"SWAPN" isn't something that would be universally understood. But you say you want it for your Fourier Transform algorithm, so by that, I interpret that what you want is: SWAP2(1,N).SWAP2(2,N-1).SWAP2(3,N-2)...., i.e. the pairwise swap between opposite qubits.
It depends on context as to what it is you actually want to write down. For implementing in some sort of quantum circuit, the decompostion into pairwise swaps, as I've just given it, is probably ideal. Your question seems to imply that you want a matrix. In which case,
$$
\text{SWAPN}=\sum_{x\in\{0,1\}^N}|x\rangle\langle x^R|,
$$
where $x^R$ is just the bit string $x$, reversed.

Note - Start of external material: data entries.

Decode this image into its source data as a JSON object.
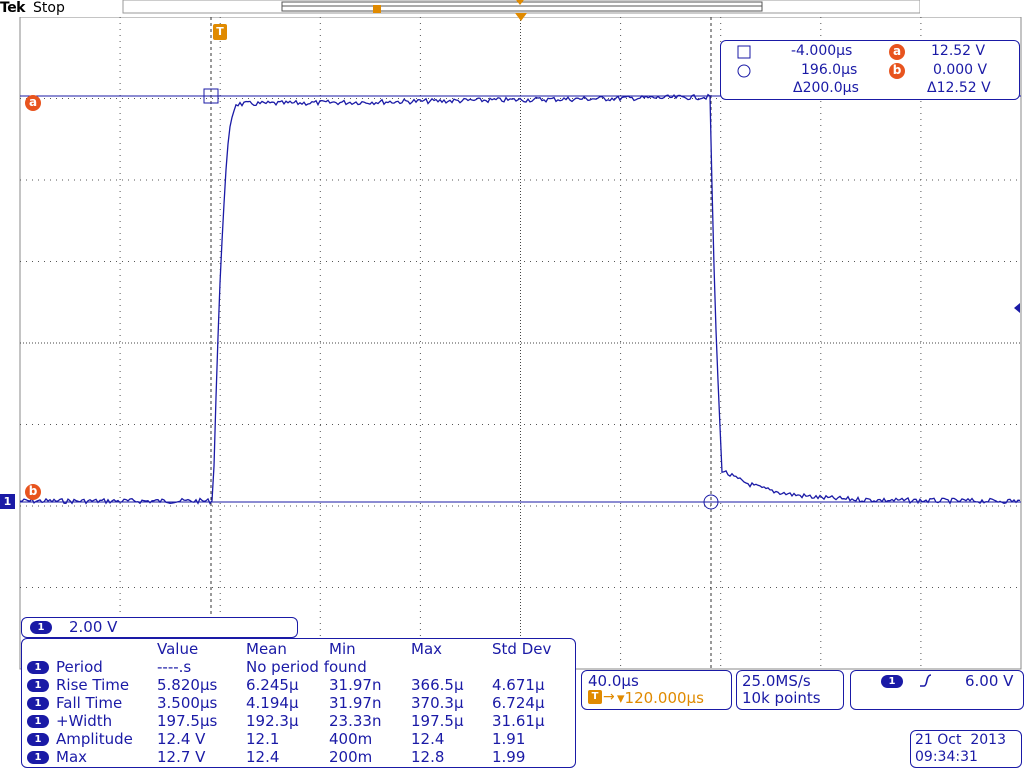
{
  "header": {
    "brand": "Tek",
    "state": "Stop"
  },
  "cursor_readout": {
    "row1": {
      "time": "-4.000µs",
      "channel": "a",
      "value": "12.52 V"
    },
    "row2": {
      "time": "196.0µs",
      "channel": "b",
      "value": "0.000 V"
    },
    "row3": {
      "delta_time": "Δ200.0µs",
      "delta_value": "Δ12.52 V"
    }
  },
  "markers": {
    "trigger_position": "T",
    "cursor_a": "a",
    "cursor_b": "b",
    "channel1": "1"
  },
  "channel_scale": {
    "channel": "1",
    "volts_per_div": "2.00 V"
  },
  "measurements": {
    "headers": [
      "Value",
      "Mean",
      "Min",
      "Max",
      "Std Dev"
    ],
    "rows": [
      {
        "channel": "1",
        "name": "Period",
        "value": "----.s",
        "mean": "No period found",
        "min": "",
        "max": "",
        "std": ""
      },
      {
        "channel": "1",
        "name": "Rise Time",
        "value": "5.820µs",
        "mean": "6.245µ",
        "min": "31.97n",
        "max": "366.5µ",
        "std": "4.671µ"
      },
      {
        "channel": "1",
        "name": "Fall Time",
        "value": "3.500µs",
        "mean": "4.194µ",
        "min": "31.97n",
        "max": "370.3µ",
        "std": "6.724µ"
      },
      {
        "channel": "1",
        "name": "+Width",
        "value": "197.5µs",
        "mean": "192.3µ",
        "min": "23.33n",
        "max": "197.5µ",
        "std": "31.61µ"
      },
      {
        "channel": "1",
        "name": "Amplitude",
        "value": "12.4 V",
        "mean": "12.1",
        "min": "400m",
        "max": "12.4",
        "std": "1.91"
      },
      {
        "channel": "1",
        "name": "Max",
        "value": "12.7 V",
        "mean": "12.4",
        "min": "200m",
        "max": "12.8",
        "std": "1.99"
      }
    ]
  },
  "timebase": {
    "time_per_div": "40.0µs",
    "trigger_delay": "▾120.000µs"
  },
  "acquisition": {
    "sample_rate": "25.0MS/s",
    "record_length": "10k points"
  },
  "trigger": {
    "channel": "1",
    "slope": "rising",
    "level": "6.00 V"
  },
  "datetime": {
    "date": "21 Oct  2013",
    "time": "09:34:31"
  },
  "colors": {
    "trace": "#1a1aa6",
    "accent": "#e8541e",
    "trigger": "#e08a00",
    "grid": "#555555"
  }
}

However, there is a reason why you rarely see the swap gates explicitly written out at the end of the Fourier transform: they're rarely necessary. In many algorithms, you simply measure the qubits at the end. It's much easier to reorder the classical values of the outcomes after the measurement than the quantum state before the measurement. Even if you're not measuring, you're typically doing a sequence like: inverse Fourier transform - diagonal operator - Fourier transform (for example, HHL algorithm). So, you can get rid of the swaps at the end of the IQFT and the start of the QFT by cancelling them and just reordering the elements of the diagonal operator. Since this is usually associated with some sort of classical calculation, it's easily incorporated there.